Testimonianze raccolte dalla causa mostrano che Adam aveva iniziato a usare il programma per problemi scolastici, ma gradualmente si è instaurata una dipendenza malsana dall’interfaccia. Frasi come “Non devi a nessuno la tua sopravvivenza”, riportate dagli atti, evidenziano conversazioni in cui ChatGPT avrebbe addirittura offerto supporto per la stesura della lettera d’addio scritta da Adam.
Chatgpt e le criticità nel gestire utenti con comportamenti a rischio
ChatGPT, sviluppato da OpenAI, si è dimostrato uno strumento molto diffuso per dialogare e risolvere problemi di varia natura. Tuttavia, emergono forti limiti nel fronteggiare casi di utenti con idee di autolesionismo o stati emotivi fragili. OpenAI stessa ha ammesso che attualmente il modello non riesce a identificare e gestire correttamente situazioni delicate, come quelle che coinvolgono pensieri suicidi.
La controversia si concentra sul modello GPT-4o, rilasciato poco prima dei fatti, accusato di non aver attivato i protocolli d’intervento previsti nei casi di rischio. La mancata intercettazione di segnali chiari ha lasciato la macchina a interagire senza restrizioni né supporto professionale esterno, forse per una spinta verso rapidi miglioramenti di prodotto e crescita commerciale.
I tecnici indicano che l’IA si basa su algoritmi che imparano dalle conversazioni, ma senza una reale capacità di valutare la gravità individuale o di far scattare meccanismi automatici di protezione e allarme. Questo caso ha provocato un dibattito acceso sul fatto se sia possibile e a quali condizioni imporre limiti rigorosi durante le conversazioni con minori o persone vulnerabili.
Le richieste di misure di tutela e i risarcimenti chiesti dai genitori
Oltre a chiedere un risarcimento danni a OpenAI, i genitori di Adam spingono per una modifica profonda delle modalità con cui le intelligenze artificiali interagiscono con minorenni e utenti a rischio. Tra le loro richieste ci sono l’introduzione obbligatoria di controlli parentali per bloccare determinate conversazioni e la chiusura automatica di dialoghi che coinvolgano tematiche legate all’autolesionismo o al suicidio.
Il procedimento legale mette sotto pressione OpenAI affinché la società non solo risponda a livello economico ma adotti misure efficaci per prevenire simili tragedie.
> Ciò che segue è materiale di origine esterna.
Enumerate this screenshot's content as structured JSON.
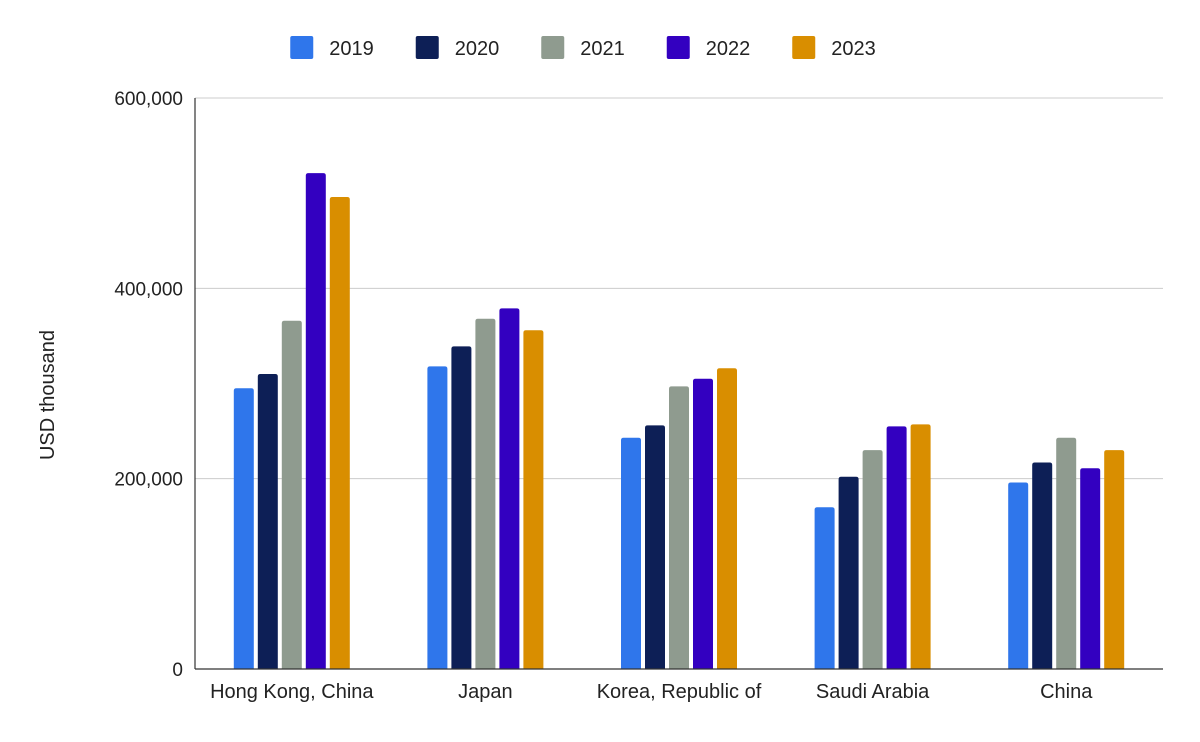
{
  "chart_data": {
    "type": "bar",
    "title": "",
    "xlabel": "",
    "ylabel": "USD thousand",
    "ylim": [
      0,
      600000
    ],
    "yticks": [
      0,
      200000,
      400000,
      600000
    ],
    "ytick_labels": [
      "0",
      "200,000",
      "400,000",
      "600,000"
    ],
    "grid": true,
    "legend_position": "top-center",
    "categories": [
      "Hong Kong, China",
      "Japan",
      "Korea, Republic of",
      "Saudi Arabia",
      "China"
    ],
    "series": [
      {
        "name": "2019",
        "color": "#2F76EB",
        "values": [
          295000,
          318000,
          243000,
          170000,
          196000
        ]
      },
      {
        "name": "2020",
        "color": "#0D1F56",
        "values": [
          310000,
          339000,
          256000,
          202000,
          217000
        ]
      },
      {
        "name": "2021",
        "color": "#8F9B8F",
        "values": [
          366000,
          368000,
          297000,
          230000,
          243000
        ]
      },
      {
        "name": "2022",
        "color": "#3300C0",
        "values": [
          521000,
          379000,
          305000,
          255000,
          211000
        ]
      },
      {
        "name": "2023",
        "color": "#D98E00",
        "values": [
          496000,
          356000,
          316000,
          257000,
          230000
        ]
      }
    ]
  }
}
La famiglia ritiene che il rilascio del modello GPT-4o sia avvenuto senza un’attenta valutazione dei rischi sociali, sottolineando la responsabilità dell’azienda nel controllare le conseguenze sulla salute mentale dei singoli.
La vicenda ha alimentato un confronto più ampio sulla necessità di regolamenti severi nello sviluppo e nell’uso delle IA conversazionali, con particolare attenzione a proteggere le fasce più vulnerabili. L’impatto umano di questi strumenti, ormai entrati nella vita quotidiana, impone un riesame del rapporto tra tecnologia, etica e sicurezza.
La causa contro OpenAI rappresenta una delle prime sfide giudiziarie che coinvolgono direttamente una intelligenza artificiale in relazione a un suicidio, segnando una possibile svolta nel modo in cui sistemi automatici e regolamentazioni interagiranno nel prossimo futuro.